Stoke City £60m in profit following bet365 demerger but underlying losses widen
Stoke City recorded a pre-tax profit of around £60m for the year ending 31 May 2025 after £90.5m of intragroup loans from former owner bet365 were waived.
Financial statements filed with Companies House show that the Championship club made an operating loss of £29.5m, slightly higher than the £26.2m loss recorded in the previous year.
However, the overall result was transformed by a corporate restructuring that eliminated a huge portion of the club’s debt – this restructuring being the demerger of Stoke City and bet365 back on 8 July 2024.
Following the demerger of Stoke City Holdings Limited and its subsidiaries from bet365 Group Limited to current owner and Chairman John Coates, all intragroup loans totalling £90.5m were waived as part of the transaction.
Stoke City’s bet365 connection
Coates is the son of bet365 co-founder, Peter, and the brother of the bookmaking giant’s CEO, Denise. The Stoke-based business has a strong connection with the football club.
Peter purchased Stoke City in 1986 and had ownership for 12 years before the club was bought by an Icelandic consortium led by Gunnar Gíslason.
The Coates family, via bet365, then repurchased Stoke City in 2006 and oversaw the 2008 promotion to the Premier League and subsequent 2017/18 relegation back to the Championship. It has competed in the second tier of English football since.
The 2024 restructuring left the group debt-free while transferring ownership of the bet365 Stadium and Clayton Wood training facility to Stoke City Holdings Limited.

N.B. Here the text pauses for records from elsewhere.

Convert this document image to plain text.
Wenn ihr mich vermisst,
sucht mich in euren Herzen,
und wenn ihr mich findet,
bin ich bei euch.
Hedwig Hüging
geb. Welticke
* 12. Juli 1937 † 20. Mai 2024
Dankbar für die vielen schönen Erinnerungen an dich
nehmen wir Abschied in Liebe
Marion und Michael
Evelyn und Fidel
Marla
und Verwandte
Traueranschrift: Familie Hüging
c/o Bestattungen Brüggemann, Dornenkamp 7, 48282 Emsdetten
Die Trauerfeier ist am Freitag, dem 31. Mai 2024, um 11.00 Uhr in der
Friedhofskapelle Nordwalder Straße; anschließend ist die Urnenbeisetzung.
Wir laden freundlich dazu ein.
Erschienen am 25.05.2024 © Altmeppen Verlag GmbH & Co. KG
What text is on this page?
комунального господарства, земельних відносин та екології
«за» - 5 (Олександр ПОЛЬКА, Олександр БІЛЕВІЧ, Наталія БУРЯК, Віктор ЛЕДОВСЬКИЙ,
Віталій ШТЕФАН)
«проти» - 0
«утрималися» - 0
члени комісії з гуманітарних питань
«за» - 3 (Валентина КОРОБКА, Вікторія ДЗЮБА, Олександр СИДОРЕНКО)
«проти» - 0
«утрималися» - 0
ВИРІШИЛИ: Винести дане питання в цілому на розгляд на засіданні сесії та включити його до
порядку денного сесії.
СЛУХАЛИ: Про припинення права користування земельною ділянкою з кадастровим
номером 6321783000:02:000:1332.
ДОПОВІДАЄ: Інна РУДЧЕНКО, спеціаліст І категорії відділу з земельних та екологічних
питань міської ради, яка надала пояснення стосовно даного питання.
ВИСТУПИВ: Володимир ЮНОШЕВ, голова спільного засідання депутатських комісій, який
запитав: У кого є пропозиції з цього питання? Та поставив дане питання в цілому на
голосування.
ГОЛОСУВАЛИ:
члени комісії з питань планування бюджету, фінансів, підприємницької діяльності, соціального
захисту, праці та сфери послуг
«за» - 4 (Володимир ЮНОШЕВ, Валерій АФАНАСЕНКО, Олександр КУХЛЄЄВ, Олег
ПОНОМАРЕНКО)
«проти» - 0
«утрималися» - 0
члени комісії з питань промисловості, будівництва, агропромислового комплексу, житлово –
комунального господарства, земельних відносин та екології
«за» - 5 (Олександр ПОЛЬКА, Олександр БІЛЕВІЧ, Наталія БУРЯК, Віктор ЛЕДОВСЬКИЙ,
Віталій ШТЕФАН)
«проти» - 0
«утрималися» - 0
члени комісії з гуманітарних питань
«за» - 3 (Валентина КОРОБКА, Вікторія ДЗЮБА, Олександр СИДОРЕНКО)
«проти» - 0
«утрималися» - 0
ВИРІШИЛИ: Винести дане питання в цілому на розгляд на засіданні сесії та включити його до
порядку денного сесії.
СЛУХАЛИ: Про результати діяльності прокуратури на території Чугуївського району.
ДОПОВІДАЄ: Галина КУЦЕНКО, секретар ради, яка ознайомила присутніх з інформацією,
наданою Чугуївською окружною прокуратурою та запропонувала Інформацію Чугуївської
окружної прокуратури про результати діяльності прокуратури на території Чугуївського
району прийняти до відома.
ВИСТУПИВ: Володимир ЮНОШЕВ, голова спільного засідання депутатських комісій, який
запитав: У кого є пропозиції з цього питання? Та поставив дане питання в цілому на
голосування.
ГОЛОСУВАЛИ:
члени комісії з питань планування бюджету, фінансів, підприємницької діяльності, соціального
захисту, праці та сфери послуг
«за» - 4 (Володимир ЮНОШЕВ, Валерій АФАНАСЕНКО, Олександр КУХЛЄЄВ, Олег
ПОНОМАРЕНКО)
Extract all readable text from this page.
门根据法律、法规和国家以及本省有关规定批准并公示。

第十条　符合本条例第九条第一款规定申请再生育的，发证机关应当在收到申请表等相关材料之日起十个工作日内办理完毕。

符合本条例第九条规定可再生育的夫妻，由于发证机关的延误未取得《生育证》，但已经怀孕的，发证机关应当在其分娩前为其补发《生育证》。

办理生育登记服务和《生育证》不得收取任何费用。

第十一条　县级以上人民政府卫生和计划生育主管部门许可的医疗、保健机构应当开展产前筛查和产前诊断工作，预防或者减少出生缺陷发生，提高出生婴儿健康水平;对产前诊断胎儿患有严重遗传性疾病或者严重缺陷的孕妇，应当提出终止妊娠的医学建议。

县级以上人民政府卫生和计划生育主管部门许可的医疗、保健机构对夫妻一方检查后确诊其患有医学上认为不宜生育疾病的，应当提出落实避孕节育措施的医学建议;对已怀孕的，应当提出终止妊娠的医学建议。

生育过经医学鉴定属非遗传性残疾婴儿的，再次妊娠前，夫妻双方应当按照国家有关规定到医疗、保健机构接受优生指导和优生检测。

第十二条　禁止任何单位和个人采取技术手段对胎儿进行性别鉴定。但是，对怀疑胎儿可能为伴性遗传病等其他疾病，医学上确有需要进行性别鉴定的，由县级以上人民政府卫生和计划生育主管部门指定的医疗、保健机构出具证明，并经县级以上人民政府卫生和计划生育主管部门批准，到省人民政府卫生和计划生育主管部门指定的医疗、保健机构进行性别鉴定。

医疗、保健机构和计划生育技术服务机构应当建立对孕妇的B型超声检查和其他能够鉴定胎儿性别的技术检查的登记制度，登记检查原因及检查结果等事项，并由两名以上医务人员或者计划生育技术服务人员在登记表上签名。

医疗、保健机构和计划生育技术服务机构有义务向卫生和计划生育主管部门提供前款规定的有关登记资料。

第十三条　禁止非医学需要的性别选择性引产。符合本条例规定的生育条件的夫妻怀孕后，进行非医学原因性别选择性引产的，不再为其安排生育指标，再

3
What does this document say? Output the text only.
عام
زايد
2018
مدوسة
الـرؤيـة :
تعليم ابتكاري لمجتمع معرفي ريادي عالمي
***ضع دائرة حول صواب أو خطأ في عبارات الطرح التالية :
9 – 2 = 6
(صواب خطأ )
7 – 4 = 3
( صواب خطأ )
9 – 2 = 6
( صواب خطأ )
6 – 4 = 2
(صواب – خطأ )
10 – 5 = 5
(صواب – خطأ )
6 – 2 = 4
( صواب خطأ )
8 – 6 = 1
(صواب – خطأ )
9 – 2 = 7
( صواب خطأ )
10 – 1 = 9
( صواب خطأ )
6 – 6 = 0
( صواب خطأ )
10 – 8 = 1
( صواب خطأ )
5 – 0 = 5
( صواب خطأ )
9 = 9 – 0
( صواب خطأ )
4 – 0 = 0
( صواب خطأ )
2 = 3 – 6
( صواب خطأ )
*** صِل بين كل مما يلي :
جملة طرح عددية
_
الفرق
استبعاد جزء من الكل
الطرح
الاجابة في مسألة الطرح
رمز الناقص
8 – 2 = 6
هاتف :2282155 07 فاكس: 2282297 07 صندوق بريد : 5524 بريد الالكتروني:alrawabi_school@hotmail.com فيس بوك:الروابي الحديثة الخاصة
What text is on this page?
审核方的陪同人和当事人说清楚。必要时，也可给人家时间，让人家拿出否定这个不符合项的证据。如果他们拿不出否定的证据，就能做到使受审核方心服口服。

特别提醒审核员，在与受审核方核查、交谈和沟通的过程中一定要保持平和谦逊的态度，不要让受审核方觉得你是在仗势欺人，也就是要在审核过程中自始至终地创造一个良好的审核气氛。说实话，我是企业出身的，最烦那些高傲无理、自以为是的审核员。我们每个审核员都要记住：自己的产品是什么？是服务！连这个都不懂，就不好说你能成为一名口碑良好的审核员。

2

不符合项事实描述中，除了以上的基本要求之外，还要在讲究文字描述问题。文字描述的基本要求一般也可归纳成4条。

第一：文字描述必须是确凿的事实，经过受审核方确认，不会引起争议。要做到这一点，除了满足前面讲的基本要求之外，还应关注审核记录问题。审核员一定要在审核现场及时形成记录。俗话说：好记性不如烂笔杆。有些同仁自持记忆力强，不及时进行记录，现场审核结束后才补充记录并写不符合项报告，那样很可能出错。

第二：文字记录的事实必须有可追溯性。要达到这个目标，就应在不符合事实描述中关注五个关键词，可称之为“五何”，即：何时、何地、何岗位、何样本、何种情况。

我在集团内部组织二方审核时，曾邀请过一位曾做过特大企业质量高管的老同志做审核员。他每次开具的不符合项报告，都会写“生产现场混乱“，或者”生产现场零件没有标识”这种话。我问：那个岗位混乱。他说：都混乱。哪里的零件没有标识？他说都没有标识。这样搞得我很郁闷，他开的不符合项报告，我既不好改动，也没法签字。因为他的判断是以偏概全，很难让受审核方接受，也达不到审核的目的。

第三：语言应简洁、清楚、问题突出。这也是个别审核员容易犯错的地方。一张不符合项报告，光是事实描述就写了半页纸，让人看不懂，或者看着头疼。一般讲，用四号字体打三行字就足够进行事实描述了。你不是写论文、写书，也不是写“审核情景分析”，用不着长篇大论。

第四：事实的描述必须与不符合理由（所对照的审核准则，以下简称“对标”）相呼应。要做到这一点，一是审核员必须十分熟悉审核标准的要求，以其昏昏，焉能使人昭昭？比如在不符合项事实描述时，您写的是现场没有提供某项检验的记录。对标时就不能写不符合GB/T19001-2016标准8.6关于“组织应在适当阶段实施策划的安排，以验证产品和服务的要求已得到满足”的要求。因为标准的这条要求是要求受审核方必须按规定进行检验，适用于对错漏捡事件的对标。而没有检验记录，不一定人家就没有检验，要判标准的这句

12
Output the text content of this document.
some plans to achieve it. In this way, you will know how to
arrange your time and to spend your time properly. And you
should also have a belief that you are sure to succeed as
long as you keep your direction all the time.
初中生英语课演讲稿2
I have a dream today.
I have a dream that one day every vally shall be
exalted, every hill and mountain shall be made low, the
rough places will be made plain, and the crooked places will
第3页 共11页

When the debt write-off is accounted for alongside the operating loss, the club reported an overall profit of over £60m for the financial year.
Debt free but still struggling
Despite the headline profit, the club continued to operate with significant underlying losses.
Turnover, however, rose from £32.3m to £35.4m, driven largely by increased central distributions from the English Football League (EFL) following a new broadcast agreement with Sky.
Operating expenses also increased to £65.1m, up from £63m the previous year, contributing to the widening operating deficit.
Employment costs, which includes wages paid to full-time players and scholars, fell slightly to £30.3m. This is reflective of the financial constraints imposed by the EFL’s Profitability and Sustainability Regulations (PSR).
On the pitch, Stoke finished 18th in the Championship, with average league attendance rising slightly to 22,805. The Potters currently sit 14th 35 games into the 2025/26 season.
Just £7.3m was spent on player registrations, compared with £18.2m the previous year. The club recorded only £151,000 in profits from player sales, down significantly from £4.4m the previous year, when the club secured seven-figure fees for Josh Tymon and Jacob Brown, which contributed to the higher operating loss.
Stoke City’s directors acknowledged that, like many Championship clubs, the business model remains reliant on owner funding unless the club returns to the Premier League, generates larger profits from player transfers, or benefits from changes to football’s revenue distribution system.
The club still has strong ties to bet365, which is the biggest private sector employer in the city and is the naming rights sponsor to its 30,000 seat stadium.
The 2024 restructuring was justified by the duo citing licensing reasons and a ‘more sustainable way for bet365 to continue its global expansion’. It also meant that the club’s future would still be in the hands of a member of the bet365 family.